SpaceX hails test flight of prototype rocket Starship despite crash
Space X hailed the test of its prototype rocket Starship despite it crashing and exploding during an experimental flight on Wednesday. "Mars, here we come!!" SpaceX founder Elon Musk tweeted just minutes after the flight, explaining that a too-fast landing speed was to blame for the crash.
The test launch took off and ascended properly in a seemingly straight line, before one and then another of its engines went out.
After 4 minutes and 45 seconds of flight, its third engine extinguished and the rocket began its descent in its expected position.
The engines were restarted just seconds before landing in an effort to slow the ship, but it crashed hard into the Earth.
But the company was upbeat as a livestream of the launch displayed the on-screen message "AWESOME TEST. CONGRATS STARSHIP TEAM!" "We got all the data we needed! Congrats SpaceX team," Musk tweeted.
Smaller prototypes have already blasted off several hundred meters into the air for less than a minute as part of a series of tests aimed at developing the next generation of rockets.
After several aborted attempts this week, the flight was livestreamed on the company's Twitter account.

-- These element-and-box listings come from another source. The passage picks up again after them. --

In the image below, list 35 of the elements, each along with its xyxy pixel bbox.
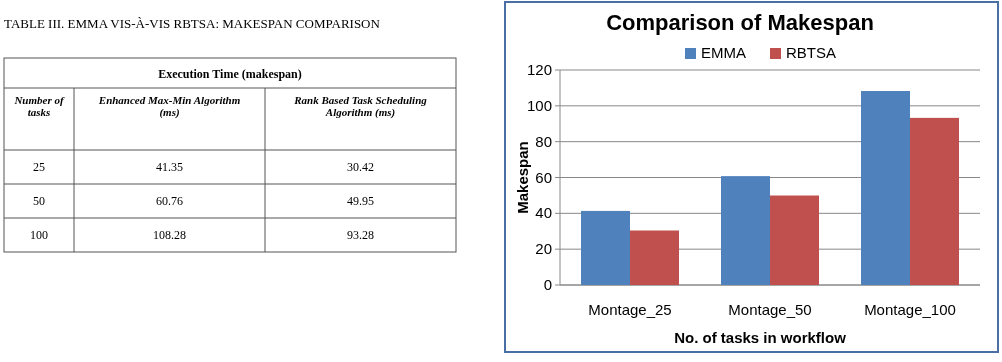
text: Execution Time (makespan) — [158, 67, 302, 81]
text: 49.95 — [347, 194, 374, 208]
text: 100 — [30, 228, 48, 242]
text: 108.28 — [153, 228, 186, 242]
text: 25 — [33, 160, 45, 174]
text: TABLE III. EMMA VIS-À-VIS RBTSA: MAKESPAN COMPARISON — [4, 16, 381, 31]
text: 30.42 — [347, 160, 374, 174]
bar — [861, 91, 910, 285]
chart-title: Comparison of Makespan — [606, 10, 874, 35]
y-tick-label: 100 — [526, 96, 552, 114]
bar — [581, 210, 630, 285]
bar — [910, 117, 959, 285]
bar — [630, 230, 679, 285]
bar — [770, 195, 819, 285]
category-label: Rank Based Task Scheduling Algorithm (ms) — [293, 94, 428, 119]
y-axis-title: Makespan — [514, 141, 531, 214]
category-label: Enhanced Max-Min Algorithm (ms) — [97, 94, 241, 119]
y-tick-label: 20 — [535, 240, 552, 258]
x-axis-title: No. of tasks in workflow — [674, 329, 847, 346]
x-tick-label: Montage_50 — [728, 301, 812, 318]
y-tick-label: 80 — [535, 132, 552, 150]
x-tick-label: Montage_100 — [864, 301, 956, 318]
y-tick-label: 120 — [526, 61, 552, 78]
bar — [721, 176, 770, 285]
y-tick-label: 0 — [543, 276, 552, 293]
y-tick-label: 60 — [535, 168, 552, 186]
text: 50 — [33, 194, 45, 208]
text: 60.76 — [156, 194, 183, 208]
category-label: Number of tasks — [13, 94, 65, 118]
legend-label: EMMA — [701, 44, 746, 61]
text: 93.28 — [347, 228, 374, 242]
text: 41.35 — [156, 160, 183, 174]
y-tick-label: 40 — [535, 204, 552, 222]
legend-label: RBTSA — [786, 44, 837, 61]
x-tick-label: Montage_25 — [588, 301, 672, 318]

The test flight was planned to check the huge metal body of SN8 (Starship number 8) and its three engines for their aerodynamics, including during the ship's return to Earth -- which happens vertically, in the same vein as SpaceX's pioneering Falcon 9 rocket.
"With a test such as this, success is not measured by completion of specific objectives but rather how much we can learn, which will inform and improve the probability of success in the future as SpaceX rapidly advances development of Starship," a statement on the company's website said, implying even before the launch that an explosion or crash would not mean a failed mission.
Mars, here we come!!— Elon Musk (@elonmusk) December 9, 2020
Construction on SN9, the next prototype, is already almost finished.
Any future completed Starship rocket will be equipped with 37 engines instead of nine, and will measure 120 meters (390 feet) tall and be capable of carrying 100 tons of cargo into orbit around the Earth.
Musk hopes to be able to one day launch several of these space ships to Mars, though they could prove useful even in the short term as NASA eyes re-establishing an ongoing presence on the Moon in 2024.